Our problem instance is to start with a string in the form of this output transformation and see if an input string exists (and to show that one does if and only if the SAT instance was satisfiable).  Each variable contributes an a,b, or c symbol to the clause substring as follows:

  • If the variable does not appear in the clause, we choose a.
  • If the variable appears positively in the clause, we choose b.
  • If the variable appears negatively in the clause, we choose c.
  • We also reverse the ordering of the letters (so variable 1’s letter appears last)

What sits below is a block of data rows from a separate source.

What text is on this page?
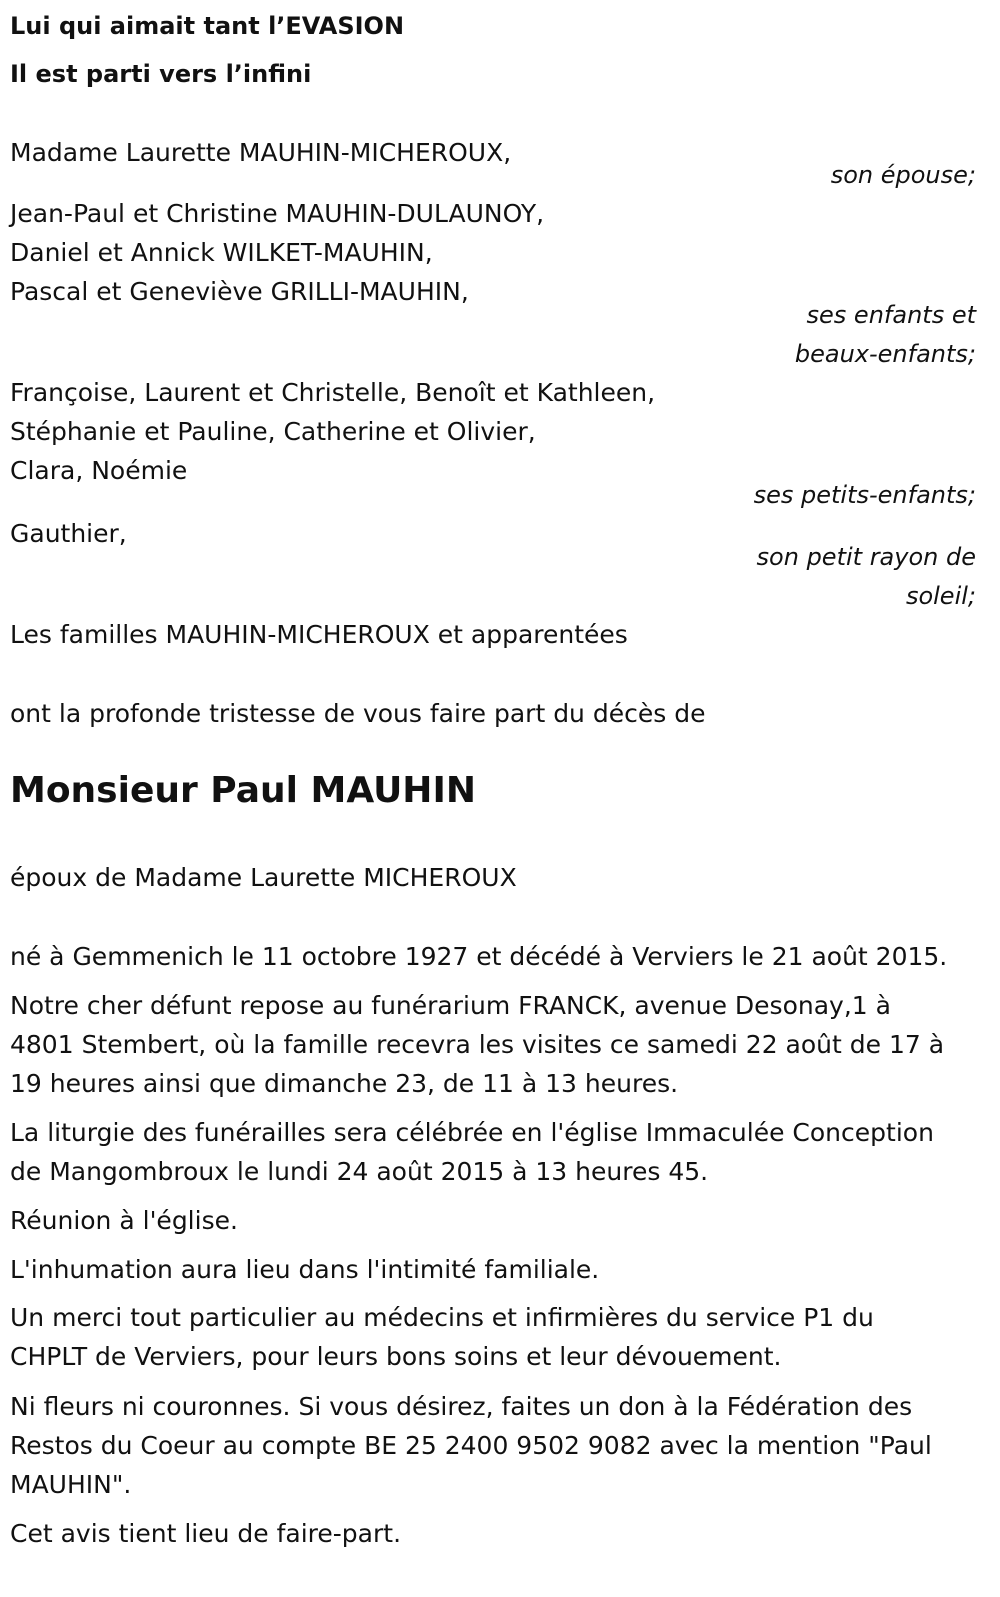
Lui qui aimait tant l’EVASION
Il est parti vers l’infini
Madame Laurette MAUHIN-MICHEROUX,
son épouse;
Jean-Paul et Christine MAUHIN-DULAUNOY,
Daniel et Annick WILKET-MAUHIN,
Pascal et Geneviève GRILLI-MAUHIN,
ses enfants et
beaux-enfants;
Françoise, Laurent et Christelle, Benoît et Kathleen,
Stéphanie et Pauline, Catherine et Olivier,
Clara, Noémie
ses petits-enfants;
Gauthier,
son petit rayon de
soleil;
Les familles MAUHIN-MICHEROUX et apparentées
ont la profonde tristesse de vous faire part du décès de
Monsieur Paul MAUHIN
époux de Madame Laurette MICHEROUX
né à Gemmenich le 11 octobre 1927 et décédé à Verviers le 21 août 2015.
Notre cher défunt repose au funérarium FRANCK, avenue Desonay,1 à
4801 Stembert, où la famille recevra les visites ce samedi 22 août de 17 à
19 heures ainsi que dimanche 23, de 11 à 13 heures.
La liturgie des funérailles sera célébrée en l'église Immaculée Conception
de Mangombroux le lundi 24 août 2015 à 13 heures 45.
Réunion à l'église.
L'inhumation aura lieu dans l'intimité familiale.
Un merci tout particulier au médecins et infirmières du service P1 du
CHPLT de Verviers, pour leurs bons soins et leur dévouement.
Ni fleurs ni couronnes. Si vous désirez, faites un don à la Fédération des
Restos du Coeur au compte BE 25 2400 9502 9082 avec la mention "Paul
MAUHIN".
Cet avis tient lieu de faire-part.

So, suppose we have (v1, v2, ~v3) and (~v1, v3, v4) as two clauses.  Our initial string w would be: 00000000000$acbb00000000000bbac

We’re looking for a string like 1$tftt:  1’s equal to the log of the # of clauses, and then the truth values of the variables

Here’s another example from the thesis.  Note that each variable appears in each clause, so there are no “a” symbols:

If the formula is satisfiable, then we have an input string (from the settings of the variables) that will hopefully generate the output string.  The way the rewriting rules work is that the 1’s at the start of the string generate a subtree for each clause (copying all of our truth values), and then from there, we generate the string for each clause.

In each clause, we need to generate m+7 0 symbols as well as the a’s b’s and c’s that correspond to the clause.  Each of the a’s eventually maps to a 0 in our rewriting, which will give us m-3 of the 0’s we need- we still need to generate 10 more.  Assigning a literal to true will get us 3 0’s and setting it to false will get us 2 0’s.  So if the clause is satisfied, we will have 7-9 0’s, and we will have 6 0’s if the clause is not satisfied.  The replacement of the $ can generate 1-3 more 0’s.  So if the clause is satisfied, we will be able to get our 10 0’s, but if it’s not, we will not be able to.

In the other direction, if some string exists that can generate our clause string w, we know it has to start with k 1’s, then a $, then m t or f symbols.  The same logic will show that any string of that form that does not satisfy a clause will not generate the correct number of 0’s.  So whatever initial string was created to generate w has to be a way to satisfy our formula.

Difficulty: The hardest thing is to understand what is happening with the tree replacement.  Once you have that, the whole “figure out a way to handle 1-3 (but not 0) ways to satisfy a clause” is something that we’ve seen a few times.  So I guess I’d say a 8 for the actual reduction.